There’s also a few ways around the city of Buenos Aires other than walking such as, bus, bike, rollerblading, taxi, and of course, the subte. The subte is their underground/subway. Like all subway systems, it’s packed with people during high traffic times like when my friends and I are going to school. Well, if you ever want to clear a subte car learn from me and just puke…I’m not kidding. When you think people can’t move because they are so packed in, you’re wrong. I got motion sick on the subte and I was convinced I could make it to my stop at cadetral before getting sick, again I was wrong. Though I have to say people on the subte are way more polite than I’m used to in the states. Before I got sick one man offered me his seat because I was not looking good about four stops from my destination, but also someone gave me a cough drop, which I learned is a social thing in the winter from my professor, so after I got sick I had something to get the taste out of my mouth.

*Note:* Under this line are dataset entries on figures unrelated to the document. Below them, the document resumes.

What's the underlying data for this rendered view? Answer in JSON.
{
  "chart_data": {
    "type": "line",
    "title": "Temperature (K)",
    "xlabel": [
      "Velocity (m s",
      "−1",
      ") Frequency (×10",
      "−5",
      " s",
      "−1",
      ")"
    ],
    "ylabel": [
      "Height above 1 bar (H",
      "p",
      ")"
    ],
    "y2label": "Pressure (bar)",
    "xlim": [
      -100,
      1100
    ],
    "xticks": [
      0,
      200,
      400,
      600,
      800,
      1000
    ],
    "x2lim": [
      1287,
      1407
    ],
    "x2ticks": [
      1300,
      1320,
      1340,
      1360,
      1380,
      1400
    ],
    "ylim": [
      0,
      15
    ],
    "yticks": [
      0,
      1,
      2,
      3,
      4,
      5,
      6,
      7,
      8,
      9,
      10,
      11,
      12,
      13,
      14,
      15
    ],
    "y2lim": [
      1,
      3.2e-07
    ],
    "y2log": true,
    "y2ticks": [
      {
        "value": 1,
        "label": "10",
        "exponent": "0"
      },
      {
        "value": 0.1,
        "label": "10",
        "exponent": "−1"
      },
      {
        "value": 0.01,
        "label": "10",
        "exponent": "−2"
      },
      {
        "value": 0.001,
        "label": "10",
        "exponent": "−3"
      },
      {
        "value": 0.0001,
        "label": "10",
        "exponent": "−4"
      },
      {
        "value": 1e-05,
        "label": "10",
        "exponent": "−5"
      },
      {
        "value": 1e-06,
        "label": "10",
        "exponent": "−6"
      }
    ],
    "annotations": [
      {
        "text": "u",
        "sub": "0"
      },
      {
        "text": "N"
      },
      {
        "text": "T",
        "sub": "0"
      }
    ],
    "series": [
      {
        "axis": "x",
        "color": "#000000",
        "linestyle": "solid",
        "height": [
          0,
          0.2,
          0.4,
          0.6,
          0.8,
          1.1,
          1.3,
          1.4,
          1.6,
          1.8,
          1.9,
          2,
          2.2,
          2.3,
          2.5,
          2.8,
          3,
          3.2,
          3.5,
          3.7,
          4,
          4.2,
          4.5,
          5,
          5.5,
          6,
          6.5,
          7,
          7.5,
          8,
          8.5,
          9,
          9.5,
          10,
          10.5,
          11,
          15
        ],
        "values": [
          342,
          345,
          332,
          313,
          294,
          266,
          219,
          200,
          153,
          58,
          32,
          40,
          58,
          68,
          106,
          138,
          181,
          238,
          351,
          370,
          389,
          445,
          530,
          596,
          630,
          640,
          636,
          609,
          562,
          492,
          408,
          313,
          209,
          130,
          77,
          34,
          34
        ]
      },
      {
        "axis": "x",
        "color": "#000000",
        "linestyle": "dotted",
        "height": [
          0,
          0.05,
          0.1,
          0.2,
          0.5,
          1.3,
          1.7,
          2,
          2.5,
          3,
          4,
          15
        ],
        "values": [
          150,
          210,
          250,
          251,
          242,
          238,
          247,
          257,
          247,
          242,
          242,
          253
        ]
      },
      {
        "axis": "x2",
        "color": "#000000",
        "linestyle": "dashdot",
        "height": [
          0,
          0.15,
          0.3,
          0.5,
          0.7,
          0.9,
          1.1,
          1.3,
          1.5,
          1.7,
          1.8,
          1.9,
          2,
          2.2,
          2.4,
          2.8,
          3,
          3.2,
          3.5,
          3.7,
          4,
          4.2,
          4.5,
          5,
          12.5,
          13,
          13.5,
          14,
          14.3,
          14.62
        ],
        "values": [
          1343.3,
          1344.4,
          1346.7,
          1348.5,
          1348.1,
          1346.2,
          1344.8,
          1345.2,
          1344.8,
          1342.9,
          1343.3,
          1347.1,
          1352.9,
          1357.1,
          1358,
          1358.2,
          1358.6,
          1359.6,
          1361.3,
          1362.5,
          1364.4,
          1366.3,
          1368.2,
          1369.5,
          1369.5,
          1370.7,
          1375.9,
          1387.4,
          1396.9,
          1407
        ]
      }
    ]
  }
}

Fun fact: I also threw up on Scotts pants, I can gareentee you he doesn’t want to see my breakfast ever again, but mostly on myself so no one else was effected by it really. I threw up one stop away from my destination and they cleaned the train. And don’t worry, I gave Scott a medialuna as an apology and told him breakfast was on me that day instead of on him.
Moving on to taxis, we had a week of free travel and for some of that I was with my parents in Rio de Janerio. Well, in the grand scheme of traveling problems that could happen, getting up at 3:30am to confirm my reservation and being told I had one, then at 4:30 not getting the taxi I reserved from the airport because I was told they were more trust worthy than regular taxis, 4:50 am being told they don’t have my reservation (after they confirmed it and my professor had made the reservation for me) and that I had to get a taxi to basically get there right then is pretty bad.
I won’t lie, I cried a little bit.
It was really frustrating and I was scared to take a regular taxi cab because I had heard all these terrible stories about them, but you know what? It worked out. After hailing my third taxi, one waved at me when I raised my hand to get his attention and the other just drove off while glaring at me, I got in and told him where I had to go, in Spanish, and he took me to the airport. He didn’t do anything, he didn’t even talk to me which with the morning I had was just what I wanted. Sure, I was worried he was taking me for a ride, but I wasn’t in the position to do anything about it. It was 550 pesos to get there and it was the same to get back to my residencia when I got back and took a different taxi, not from taxi Eziaza. This time I had exact change so it was even better. I guess what I want to say is don’t believe everything you hear and embrace the experience of just giving away to chance. I made my flight, the driver was nice to me, and as far as I know neither took extra money from me.